The jurisprudence generated by receiverships over the last two decades has provided welcomed guidance on various aspects of contract law and equitable principles. The recent ex tempore decision in the matter of Patrick McCann v Start Mortgages DAC, Ken Fennell, James Anderson and BRG Gibson Auctions[1] demonstrates that parties must come to the Court for assistance in a timely manner and with clean hands.
The facts
The Plaintiff brought an application for interlocutory relief to prohibit the Defendants from offering, by way of auction a portion of charged property in County Meath.
Although all the details did not appear to be before the Court when interim relief was granted, the timeline of events is important.
A Plenary Summons issued on Thursday, 22 September 2022. At approximately 17.20 on Tuesday, 27 September 2022 an application was brought for short service of a motion for interlocutory relief returnable to Thursday, 29 September 2022 at 11am.
The auction of the property was to take place on the Thursday, 29 September 2022 at 12noon.
A vacation judge was obliged to hear the interlocutory application to prevent the auction while the auction was in fact ongoing. The Defendants volunteered an undertaking not to progress the sale until the matter next came before the Court, but could not stop the auction proceeding at such a late stage. The Court Order was made at 13.24, but in fact, the property sold at 13.31.
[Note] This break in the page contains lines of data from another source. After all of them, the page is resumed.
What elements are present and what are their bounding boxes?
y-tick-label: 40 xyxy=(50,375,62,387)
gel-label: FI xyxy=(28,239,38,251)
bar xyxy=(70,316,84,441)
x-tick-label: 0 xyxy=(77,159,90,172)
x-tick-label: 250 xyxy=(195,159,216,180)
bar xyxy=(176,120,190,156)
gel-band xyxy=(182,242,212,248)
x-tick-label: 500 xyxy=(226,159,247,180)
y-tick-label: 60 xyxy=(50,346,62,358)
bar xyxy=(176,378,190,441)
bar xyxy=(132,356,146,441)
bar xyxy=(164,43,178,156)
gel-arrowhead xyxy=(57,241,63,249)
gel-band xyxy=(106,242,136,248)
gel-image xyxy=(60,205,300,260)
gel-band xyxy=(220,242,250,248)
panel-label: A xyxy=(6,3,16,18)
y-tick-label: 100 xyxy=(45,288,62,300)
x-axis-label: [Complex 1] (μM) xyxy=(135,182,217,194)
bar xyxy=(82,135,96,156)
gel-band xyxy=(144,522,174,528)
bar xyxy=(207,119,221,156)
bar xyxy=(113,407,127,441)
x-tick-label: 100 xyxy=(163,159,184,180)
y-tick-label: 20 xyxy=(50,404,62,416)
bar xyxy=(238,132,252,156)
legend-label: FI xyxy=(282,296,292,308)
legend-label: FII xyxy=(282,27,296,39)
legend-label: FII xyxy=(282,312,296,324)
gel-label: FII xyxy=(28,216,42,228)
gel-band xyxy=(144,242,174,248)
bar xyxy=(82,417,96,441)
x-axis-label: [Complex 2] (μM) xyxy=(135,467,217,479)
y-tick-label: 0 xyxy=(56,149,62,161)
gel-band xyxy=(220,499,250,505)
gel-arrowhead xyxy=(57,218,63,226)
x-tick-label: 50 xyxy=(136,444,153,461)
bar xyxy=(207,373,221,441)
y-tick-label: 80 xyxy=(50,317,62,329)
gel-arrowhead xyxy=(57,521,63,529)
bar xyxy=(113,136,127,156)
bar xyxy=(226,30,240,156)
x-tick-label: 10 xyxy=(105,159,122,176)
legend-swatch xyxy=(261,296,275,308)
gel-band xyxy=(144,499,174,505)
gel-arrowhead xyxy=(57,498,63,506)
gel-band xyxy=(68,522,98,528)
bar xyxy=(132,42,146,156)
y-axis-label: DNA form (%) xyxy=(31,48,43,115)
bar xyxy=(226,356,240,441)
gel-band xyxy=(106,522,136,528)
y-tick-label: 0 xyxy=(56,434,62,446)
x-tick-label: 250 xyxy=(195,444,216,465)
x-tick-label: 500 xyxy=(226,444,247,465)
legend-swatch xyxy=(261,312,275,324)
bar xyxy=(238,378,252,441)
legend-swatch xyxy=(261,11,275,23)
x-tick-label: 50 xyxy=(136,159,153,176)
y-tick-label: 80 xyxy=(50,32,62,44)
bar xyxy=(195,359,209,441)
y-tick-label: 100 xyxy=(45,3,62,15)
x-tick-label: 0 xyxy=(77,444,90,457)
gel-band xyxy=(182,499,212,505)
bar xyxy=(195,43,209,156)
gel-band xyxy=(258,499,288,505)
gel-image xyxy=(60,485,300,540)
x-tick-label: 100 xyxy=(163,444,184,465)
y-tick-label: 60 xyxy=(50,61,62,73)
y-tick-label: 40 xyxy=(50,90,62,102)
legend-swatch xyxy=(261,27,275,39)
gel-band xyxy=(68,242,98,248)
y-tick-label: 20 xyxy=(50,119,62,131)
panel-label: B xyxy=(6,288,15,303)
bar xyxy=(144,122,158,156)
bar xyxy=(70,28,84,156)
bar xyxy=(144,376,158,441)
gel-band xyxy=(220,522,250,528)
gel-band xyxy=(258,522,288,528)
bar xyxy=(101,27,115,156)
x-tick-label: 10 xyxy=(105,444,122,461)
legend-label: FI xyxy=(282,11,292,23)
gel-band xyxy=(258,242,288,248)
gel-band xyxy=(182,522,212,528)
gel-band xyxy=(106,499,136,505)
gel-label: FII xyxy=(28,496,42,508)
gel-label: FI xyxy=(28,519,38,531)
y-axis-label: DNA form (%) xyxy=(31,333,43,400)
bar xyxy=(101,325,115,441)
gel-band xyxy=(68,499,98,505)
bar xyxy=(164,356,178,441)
The Defendants argued that the Plaintiff's relief be denied on the grounds of delay. 

The Judgment
While full details of the date of the appointment of a Receiver are not recited in the judgment, it was evident that the Plaintiff was aware of the Receiver being appointed and subsequently securing the property from early August 2022 and accordingly, the Court held that "the Plaintiff was at least aware of the risk that the Property might be sold". Furthermore, the Court commented that the Plaintiff had to have been aware "relatively quickly after the first publication of the action" of the intention to sell the Property.
Proceedings issued on 22 September 2022, but were not served on the Defendants. Despite a Motion seeking short service coming before the Court on the following Tuesday, it was only on the morning of the auction on the Thursday that a copy of the Motion papers were served on the Defendants. In the context of an application for short service and urgent relief of this kind, the Court held that this constituted "excessive delay".
The Court went on to consider the balance of issues such as whether there was a fair issue to be tried and concluded, inter alia, averments at the level of general level of assertion and inconsistencies between affidavit and oral evidence deprived the Plaintiff of an entitlement to the relief sought.

Interlocutory relief is sought to maintain the status quo and protect the rights of parties but the Court has now held that applications for such relief  must be brought in a timely manner. An eleventh-hour application to frustrate or ambush the sale of a property is rarely likely to succeed but if there is to be any hope of the success of such an application, it should be brought on notice to all relevant parties as soon as possible.
This judgment serves as a useful reminder that once on notice of a sale of a property, act sooner rather than later as "delay of that kind negates any entitlement to such urgent, mandatory relief".
As a final analysis, interlocutory relief is governed by the law of Equity and as such subject to the various equitable maxims. This case clearly reaffirms the equitable maxim that Delay Defeats Equity!